ETF Rule: What It Is and Why It Matters

The “ETF Rule” is a rule adopted by the U.S. Securities and Exchange Commission (SEC) that allows exchange-traded funds (ETFs) that meet certain conditions to go to market without the delay of obtaining an exemptive order. Passed in 2019, the rule also makes custom creation/redemption baskets available for all ETFs.

Key Takeaways

  • A new rule referred to as the “ETF Rule” was passed in September 2019 by the Securities and Exchange Commission (SEC). 
  • The rule removes "exemptive relief" regulations, enabling ETF issuers to more easily bring new strategies to market.
  • It also makes customized creation/redemption baskets available for all types of ETFs covered under its regulations.

Impact on "Exemptive Relief"

Designed to improve ETF regulation, the rule aims to streamline the conditions around exemptive relief, making it easier for companies to bring their ETFs to market if certain conditions are met. According to SEC Commissioner Hester M. Pierce, this will help codify regulations that began when ETFs were first launched in 1993. “A level playing field without long approval queues makes for better competition, which is good for investors, capital formation, and the health of our markets.” The rule applies to both passive and active open-ended funds, but does not cover unit investment trusts such as leveraged and inverse ETFs. By removing the need for a lengthy approval process, the “ETF Rule” may save companies up to six months and $25,000 for each new ETF.

Allowing for Custom Baskets

One of the other key attributes of the “ETF Rule” is the fact that it makes custom creation/redemption baskets available for all of the ETFs it covers.
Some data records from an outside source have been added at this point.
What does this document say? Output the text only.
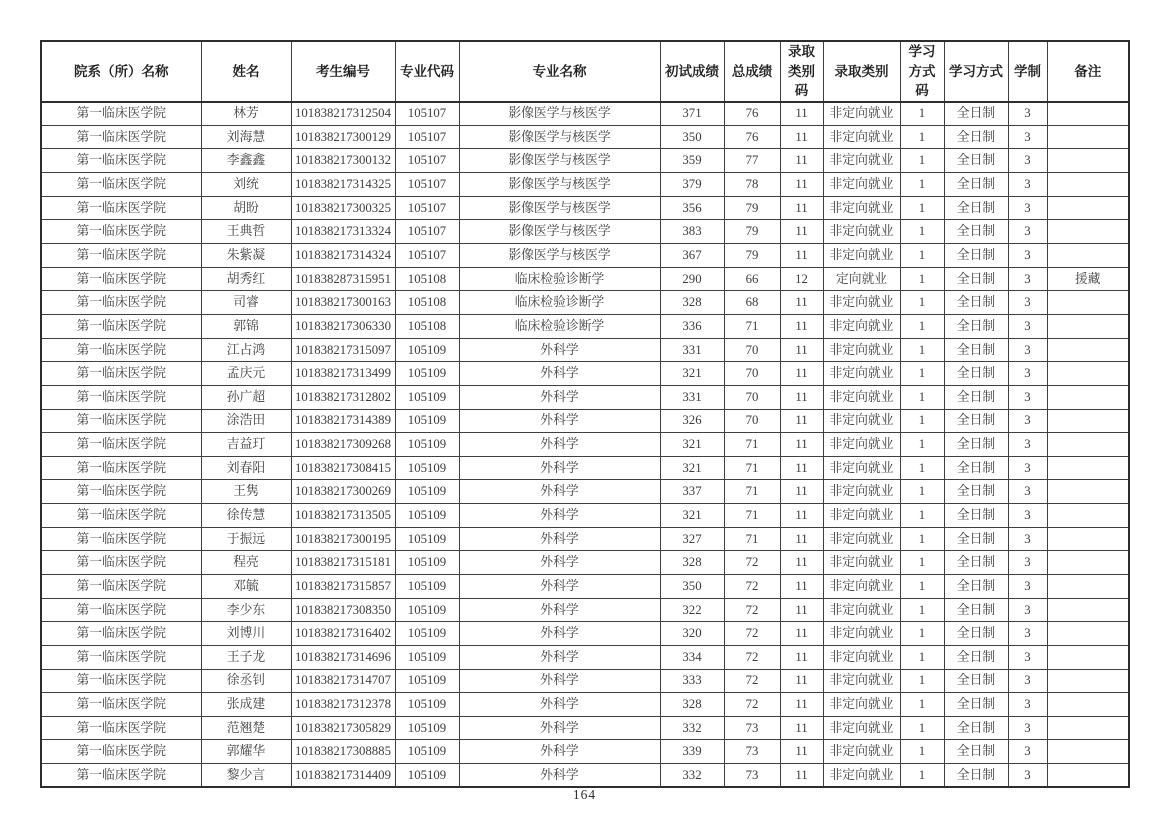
院系（所）名称	姓名	考生编号	专业代码	专业名称	初试成绩	总成绩	录取类别码	录取类别	学习方式码	学习方式	学制	备注
第一临床医学院	林芳	101838217312504	105107	影像医学与核医学	371	76	11	非定向就业	1	全日制	3	
第一临床医学院	刘海慧	101838217300129	105107	影像医学与核医学	350	76	11	非定向就业	1	全日制	3	
第一临床医学院	李鑫鑫	101838217300132	105107	影像医学与核医学	359	77	11	非定向就业	1	全日制	3	
第一临床医学院	刘统	101838217314325	105107	影像医学与核医学	379	78	11	非定向就业	1	全日制	3	
第一临床医学院	胡盼	101838217300325	105107	影像医学与核医学	356	79	11	非定向就业	1	全日制	3	
第一临床医学院	王典哲	101838217313324	105107	影像医学与核医学	383	79	11	非定向就业	1	全日制	3	
第一临床医学院	朱紫凝	101838217314324	105107	影像医学与核医学	367	79	11	非定向就业	1	全日制	3	
第一临床医学院	胡秀红	101838287315951	105108	临床检验诊断学	290	66	12	定向就业	1	全日制	3	援藏
第一临床医学院	司睿	101838217300163	105108	临床检验诊断学	328	68	11	非定向就业	1	全日制	3	
第一临床医学院	郭锦	101838217306330	105108	临床检验诊断学	336	71	11	非定向就业	1	全日制	3	
第一临床医学院	江占鸿	101838217315097	105109	外科学	331	70	11	非定向就业	1	全日制	3	
第一临床医学院	孟庆元	101838217313499	105109	外科学	321	70	11	非定向就业	1	全日制	3	
第一临床医学院	孙广超	101838217312802	105109	外科学	331	70	11	非定向就业	1	全日制	3	
第一临床医学院	涂浩田	101838217314389	105109	外科学	326	70	11	非定向就业	1	全日制	3	
第一临床医学院	吉益玎	101838217309268	105109	外科学	321	71	11	非定向就业	1	全日制	3	
第一临床医学院	刘春阳	101838217308415	105109	外科学	321	71	11	非定向就业	1	全日制	3	
第一临床医学院	王隽	101838217300269	105109	外科学	337	71	11	非定向就业	1	全日制	3	
第一临床医学院	徐传慧	101838217313505	105109	外科学	321	71	11	非定向就业	1	全日制	3	
第一临床医学院	于振远	101838217300195	105109	外科学	327	71	11	非定向就业	1	全日制	3	
第一临床医学院	程亮	101838217315181	105109	外科学	328	72	11	非定向就业	1	全日制	3	
第一临床医学院	邓毓	101838217315857	105109	外科学	350	72	11	非定向就业	1	全日制	3	
第一临床医学院	李少东	101838217308350	105109	外科学	322	72	11	非定向就业	1	全日制	3	
第一临床医学院	刘博川	101838217316402	105109	外科学	320	72	11	非定向就业	1	全日制	3	
第一临床医学院	王子龙	101838217314696	105109	外科学	334	72	11	非定向就业	1	全日制	3	
第一临床医学院	徐丞钊	101838217314707	105109	外科学	333	72	11	非定向就业	1	全日制	3	
第一临床医学院	张成建	101838217312378	105109	外科学	328	72	11	非定向就业	1	全日制	3	
第一临床医学院	范翘楚	101838217305829	105109	外科学	332	73	11	非定向就业	1	全日制	3	
第一临床医学院	郭耀华	101838217308885	105109	外科学	339	73	11	非定向就业	1	全日制	3	
第一临床医学院	黎少言	101838217314409	105109	外科学	332	73	11	非定向就业	1	全日制	3	
164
This will allow for potential tax benefits for companies issuing ETFs, and make it easier for companies and investors alike to understand transaction costs associated with those funds.

SEC Approval Status

Initially proposed in 2018, the “ETF Rule” was passed by the Securities and Exchange Commission in September 2019. The rule and its amendments are set to go into effect 60 days after its publication in the Federal Register.